ETFs

Is Invesco S&P 100 Equal Weight ETF (EQWL) a Strong Option Right Now?

Published March 14, 2025

The Invesco S&P 100 Equal Weight ETF (EQWL) was launched on December 1, 2006. This ETF is designed as a smart beta option, aiming to provide broad exposure to large-cap blend stocks in the market.

Understanding Smart Beta ETFs

The ETF market has often been led by products based on market capitalization-weighted indexes. These types of funds are created to mimic the performance of the market or specific market segments.

Market cap-weighted indexes offer a low-cost and straightforward way to achieve market returns, making them suitable for investors who trust the market's efficiency.

For those investors looking to outperform the market through selective stock picking, smart beta funds present a compelling alternative. These funds focus on tracking strategies that do not rely on market capitalization.

Smart beta strategies often seek out stocks with stronger potential risk-return profiles based on various fundamental factors or a mix of such characteristics.

Among the options in this category, equal weighting, fundamental weighting, and volatility/momentum weighting stand out, though not every method guarantees superior returns over time.

About the Fund and Its Sponsor

Invesco manages EQWL, which has accumulated over $1.06 billion in assets, making it a significant player within the large-cap blend ETF segment. This fund aims to mirror the performance of the Russell Top 200 Equal Weight Index.

The S&P 100 Equal Weight Index gives equal exposure to stocks from the largest 200 companies in the U.S. equity market.

Fees and Expenses

When considering ETFs, expense ratios play a critical role in assessing potential returns. Generally, lower-cost funds can potentially perform better than their pricier counterparts, assuming all other conditions are equal.

This ETF has an annual operating expense ratio of 0.25%, which is comparable to other similar products in its category.

Additionally, EQWL boasts a 12-month trailing dividend yield of 1.86%.

Sector Allocation and Major Holdings

While ETFs are designed to offer diversified exposure—reducing the risk posed by individual stocks—examining a fund's holdings can provide insightful details. Most ETFs offer transparency and release their holdings daily.

In EQWL, the largest sector is Financials, which comprises 17.30% of the portfolio. The next largest sectors are Healthcare and Information Technology.

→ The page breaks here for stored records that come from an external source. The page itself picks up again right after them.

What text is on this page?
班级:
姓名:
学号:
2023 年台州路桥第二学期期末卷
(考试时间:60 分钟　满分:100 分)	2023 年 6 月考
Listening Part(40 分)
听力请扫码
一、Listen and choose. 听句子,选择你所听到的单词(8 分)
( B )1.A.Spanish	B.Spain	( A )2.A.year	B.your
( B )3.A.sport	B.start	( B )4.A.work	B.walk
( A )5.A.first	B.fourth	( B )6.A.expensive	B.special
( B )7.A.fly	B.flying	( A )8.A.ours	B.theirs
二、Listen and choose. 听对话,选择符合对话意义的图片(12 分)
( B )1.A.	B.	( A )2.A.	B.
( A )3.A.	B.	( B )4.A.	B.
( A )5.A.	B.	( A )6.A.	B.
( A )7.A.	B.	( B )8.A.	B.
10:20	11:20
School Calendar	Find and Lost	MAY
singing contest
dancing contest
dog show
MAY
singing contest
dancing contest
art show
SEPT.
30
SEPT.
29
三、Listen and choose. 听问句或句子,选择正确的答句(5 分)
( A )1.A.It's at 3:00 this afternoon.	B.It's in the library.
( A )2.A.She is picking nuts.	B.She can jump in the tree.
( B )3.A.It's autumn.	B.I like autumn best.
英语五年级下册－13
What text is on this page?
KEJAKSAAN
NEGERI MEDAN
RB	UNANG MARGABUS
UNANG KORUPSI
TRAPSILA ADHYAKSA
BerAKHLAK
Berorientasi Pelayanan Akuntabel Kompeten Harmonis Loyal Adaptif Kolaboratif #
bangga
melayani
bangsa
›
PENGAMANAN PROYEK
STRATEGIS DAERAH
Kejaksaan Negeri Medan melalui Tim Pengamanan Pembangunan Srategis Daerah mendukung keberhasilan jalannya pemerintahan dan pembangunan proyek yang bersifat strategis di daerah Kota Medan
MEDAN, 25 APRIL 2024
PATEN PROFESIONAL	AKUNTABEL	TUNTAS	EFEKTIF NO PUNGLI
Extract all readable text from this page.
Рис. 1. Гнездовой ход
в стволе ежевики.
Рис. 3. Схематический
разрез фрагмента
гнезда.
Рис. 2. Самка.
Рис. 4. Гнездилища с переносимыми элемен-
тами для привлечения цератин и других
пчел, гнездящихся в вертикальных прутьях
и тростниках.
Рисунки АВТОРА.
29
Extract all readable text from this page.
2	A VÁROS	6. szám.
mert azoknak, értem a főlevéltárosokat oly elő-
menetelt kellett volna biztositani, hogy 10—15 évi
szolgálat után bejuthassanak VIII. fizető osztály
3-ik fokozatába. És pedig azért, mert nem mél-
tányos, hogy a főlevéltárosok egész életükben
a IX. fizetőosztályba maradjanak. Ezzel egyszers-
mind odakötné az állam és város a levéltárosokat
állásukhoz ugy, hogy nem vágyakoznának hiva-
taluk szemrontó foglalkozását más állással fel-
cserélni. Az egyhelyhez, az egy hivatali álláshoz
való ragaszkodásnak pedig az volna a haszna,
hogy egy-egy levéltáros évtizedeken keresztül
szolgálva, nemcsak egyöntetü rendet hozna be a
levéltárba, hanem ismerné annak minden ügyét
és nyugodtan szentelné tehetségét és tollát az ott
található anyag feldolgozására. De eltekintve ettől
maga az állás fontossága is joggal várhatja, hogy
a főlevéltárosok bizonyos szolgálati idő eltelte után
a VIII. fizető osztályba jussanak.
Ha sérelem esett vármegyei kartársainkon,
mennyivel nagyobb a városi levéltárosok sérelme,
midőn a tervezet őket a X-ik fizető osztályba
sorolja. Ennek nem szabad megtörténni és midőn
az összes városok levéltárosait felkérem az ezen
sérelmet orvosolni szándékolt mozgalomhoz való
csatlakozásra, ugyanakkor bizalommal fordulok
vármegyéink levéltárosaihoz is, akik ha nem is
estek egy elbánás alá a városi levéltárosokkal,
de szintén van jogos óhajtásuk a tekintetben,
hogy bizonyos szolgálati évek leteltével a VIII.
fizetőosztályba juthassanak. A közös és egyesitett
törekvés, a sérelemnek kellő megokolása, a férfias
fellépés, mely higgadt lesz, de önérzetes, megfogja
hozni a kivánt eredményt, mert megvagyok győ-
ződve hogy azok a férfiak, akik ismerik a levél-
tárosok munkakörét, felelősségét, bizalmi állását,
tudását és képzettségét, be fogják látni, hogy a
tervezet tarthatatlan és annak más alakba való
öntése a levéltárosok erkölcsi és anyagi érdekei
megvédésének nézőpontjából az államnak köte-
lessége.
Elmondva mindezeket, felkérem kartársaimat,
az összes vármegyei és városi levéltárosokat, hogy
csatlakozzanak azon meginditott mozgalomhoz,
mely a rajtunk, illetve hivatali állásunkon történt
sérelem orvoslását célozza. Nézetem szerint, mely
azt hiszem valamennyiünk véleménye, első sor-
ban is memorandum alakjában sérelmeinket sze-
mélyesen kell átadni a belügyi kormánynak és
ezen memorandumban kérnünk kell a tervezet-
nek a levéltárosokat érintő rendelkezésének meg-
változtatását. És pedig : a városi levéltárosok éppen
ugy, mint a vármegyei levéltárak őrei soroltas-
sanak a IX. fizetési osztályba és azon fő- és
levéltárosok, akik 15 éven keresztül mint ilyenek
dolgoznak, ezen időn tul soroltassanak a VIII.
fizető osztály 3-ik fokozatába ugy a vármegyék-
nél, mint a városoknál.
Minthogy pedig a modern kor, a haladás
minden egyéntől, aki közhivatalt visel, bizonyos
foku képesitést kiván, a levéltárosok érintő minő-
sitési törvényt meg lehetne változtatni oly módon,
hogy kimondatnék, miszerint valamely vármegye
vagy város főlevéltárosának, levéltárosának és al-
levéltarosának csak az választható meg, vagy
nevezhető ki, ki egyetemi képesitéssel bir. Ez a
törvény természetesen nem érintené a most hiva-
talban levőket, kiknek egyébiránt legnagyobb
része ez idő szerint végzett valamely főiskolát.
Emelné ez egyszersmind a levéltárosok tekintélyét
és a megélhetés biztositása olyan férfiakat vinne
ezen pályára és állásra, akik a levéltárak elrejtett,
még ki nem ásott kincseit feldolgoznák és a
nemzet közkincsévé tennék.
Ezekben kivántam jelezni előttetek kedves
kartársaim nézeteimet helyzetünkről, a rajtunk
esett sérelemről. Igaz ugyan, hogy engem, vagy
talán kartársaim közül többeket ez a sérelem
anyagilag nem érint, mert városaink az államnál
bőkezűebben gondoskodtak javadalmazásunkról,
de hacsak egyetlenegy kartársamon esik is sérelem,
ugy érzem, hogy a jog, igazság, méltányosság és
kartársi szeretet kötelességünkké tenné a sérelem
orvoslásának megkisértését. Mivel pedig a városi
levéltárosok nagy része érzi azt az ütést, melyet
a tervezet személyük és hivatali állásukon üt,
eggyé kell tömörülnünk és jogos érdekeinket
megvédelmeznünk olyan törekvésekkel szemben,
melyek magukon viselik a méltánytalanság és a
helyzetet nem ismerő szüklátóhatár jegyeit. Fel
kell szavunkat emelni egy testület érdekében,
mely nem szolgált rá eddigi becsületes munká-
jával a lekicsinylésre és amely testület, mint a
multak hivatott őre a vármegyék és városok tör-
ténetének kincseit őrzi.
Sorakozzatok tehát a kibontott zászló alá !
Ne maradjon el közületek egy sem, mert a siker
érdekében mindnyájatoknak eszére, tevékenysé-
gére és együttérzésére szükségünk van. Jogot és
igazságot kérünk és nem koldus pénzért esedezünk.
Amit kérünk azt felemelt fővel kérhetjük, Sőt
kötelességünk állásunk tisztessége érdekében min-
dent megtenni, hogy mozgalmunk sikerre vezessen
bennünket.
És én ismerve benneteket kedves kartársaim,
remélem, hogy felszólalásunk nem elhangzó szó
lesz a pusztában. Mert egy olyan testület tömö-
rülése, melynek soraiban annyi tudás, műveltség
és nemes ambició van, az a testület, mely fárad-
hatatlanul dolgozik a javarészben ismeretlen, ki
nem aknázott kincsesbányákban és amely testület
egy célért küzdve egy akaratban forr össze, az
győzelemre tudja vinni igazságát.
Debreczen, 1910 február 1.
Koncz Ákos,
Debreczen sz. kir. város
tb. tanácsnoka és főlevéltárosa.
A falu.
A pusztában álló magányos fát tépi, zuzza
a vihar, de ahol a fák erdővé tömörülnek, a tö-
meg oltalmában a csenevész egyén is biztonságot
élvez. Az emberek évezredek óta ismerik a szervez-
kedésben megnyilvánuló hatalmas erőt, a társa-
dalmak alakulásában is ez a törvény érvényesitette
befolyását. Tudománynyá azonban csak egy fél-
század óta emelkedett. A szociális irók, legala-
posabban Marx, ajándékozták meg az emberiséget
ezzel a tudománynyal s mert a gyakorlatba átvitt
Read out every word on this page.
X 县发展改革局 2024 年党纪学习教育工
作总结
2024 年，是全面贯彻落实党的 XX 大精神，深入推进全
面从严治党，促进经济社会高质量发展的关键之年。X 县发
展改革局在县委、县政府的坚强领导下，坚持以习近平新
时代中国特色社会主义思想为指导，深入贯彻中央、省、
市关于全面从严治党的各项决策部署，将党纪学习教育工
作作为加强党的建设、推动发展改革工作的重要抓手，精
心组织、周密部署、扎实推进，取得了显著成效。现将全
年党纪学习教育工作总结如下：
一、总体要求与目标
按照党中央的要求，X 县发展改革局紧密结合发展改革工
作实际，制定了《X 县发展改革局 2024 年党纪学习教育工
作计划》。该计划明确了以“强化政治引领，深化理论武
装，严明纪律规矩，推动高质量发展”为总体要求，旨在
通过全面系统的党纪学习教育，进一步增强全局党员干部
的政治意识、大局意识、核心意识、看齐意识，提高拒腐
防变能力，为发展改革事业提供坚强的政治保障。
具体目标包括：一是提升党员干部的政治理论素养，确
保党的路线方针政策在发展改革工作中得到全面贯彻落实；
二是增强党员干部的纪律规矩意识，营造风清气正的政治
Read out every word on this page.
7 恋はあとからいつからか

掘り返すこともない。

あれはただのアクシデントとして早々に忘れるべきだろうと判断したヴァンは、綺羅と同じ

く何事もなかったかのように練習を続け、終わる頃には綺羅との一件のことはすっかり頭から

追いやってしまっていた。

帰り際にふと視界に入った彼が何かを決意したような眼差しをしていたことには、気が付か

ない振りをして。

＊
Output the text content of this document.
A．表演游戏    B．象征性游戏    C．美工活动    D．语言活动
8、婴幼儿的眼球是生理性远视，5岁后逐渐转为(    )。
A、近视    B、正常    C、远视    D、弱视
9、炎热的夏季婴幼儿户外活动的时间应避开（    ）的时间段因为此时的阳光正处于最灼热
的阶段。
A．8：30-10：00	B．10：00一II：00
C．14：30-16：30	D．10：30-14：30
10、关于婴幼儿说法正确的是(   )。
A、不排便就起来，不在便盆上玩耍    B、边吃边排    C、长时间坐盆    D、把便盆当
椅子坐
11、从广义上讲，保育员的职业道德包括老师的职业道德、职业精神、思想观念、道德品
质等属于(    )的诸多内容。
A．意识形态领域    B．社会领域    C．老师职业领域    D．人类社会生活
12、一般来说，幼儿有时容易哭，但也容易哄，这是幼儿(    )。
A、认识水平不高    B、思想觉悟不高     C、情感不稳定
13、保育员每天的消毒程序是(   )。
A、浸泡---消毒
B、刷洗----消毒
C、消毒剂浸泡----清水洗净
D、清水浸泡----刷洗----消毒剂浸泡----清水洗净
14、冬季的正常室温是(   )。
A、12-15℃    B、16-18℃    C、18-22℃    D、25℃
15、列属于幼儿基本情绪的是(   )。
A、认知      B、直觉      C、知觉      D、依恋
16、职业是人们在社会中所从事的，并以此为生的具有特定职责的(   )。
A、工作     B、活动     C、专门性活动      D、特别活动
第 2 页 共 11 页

In terms of specific holdings, Broadcom Inc. (AVGO) makes up about 1.20% of total assets, followed closely by General Electric Co. (GE) and 3M Co. (MMM). Collectively, the top ten holdings account for approximately 11.29% of the total assets managed by the fund.

Performance and Risk Profile

As of March 13, 2025, the Invesco S&P 100 Equal Weight ETF has recorded a year-to-date loss of approximately -0.09%, while it has gained around 11.48% over the past 12 months. The ETF has traded within a range of $90.17 to $108.28 in the last year.

With a beta of 0.96 and a standard deviation of 15.11% over the last three years, EQWL reflects a medium-risk profile within its category. The fund is diversified across 102 holdings, effectively mitigating risks tied to individual stocks.

Other Investment Choices

For investors aiming to outperform the large-cap blend market segment, the Invesco S&P 100 Equal Weight ETF presents a solid option. However, several alternatives in this market may also be worth considering.

The Vanguard S&P 500 ETF (VOO) and the SPDR S&P 500 ETF (SPY) both track the S&P 500 Index and have substantial assets, with VOO at $584.98 billion and SPY at $591.07 billion. VOO offers a lower expense ratio of 0.03%, while SPY charges 0.09%.

For those looking for cost-effective and less risky choices, traditional market cap-weighted ETFs that aim to follow the large-cap blend market returns might be more appealing.

Final Thoughts

If you’re interested in exploring this product or other ETFs, consider looking for options that align with your investment goals. Staying informed about the latest developments in the ETF landscape can also be beneficial.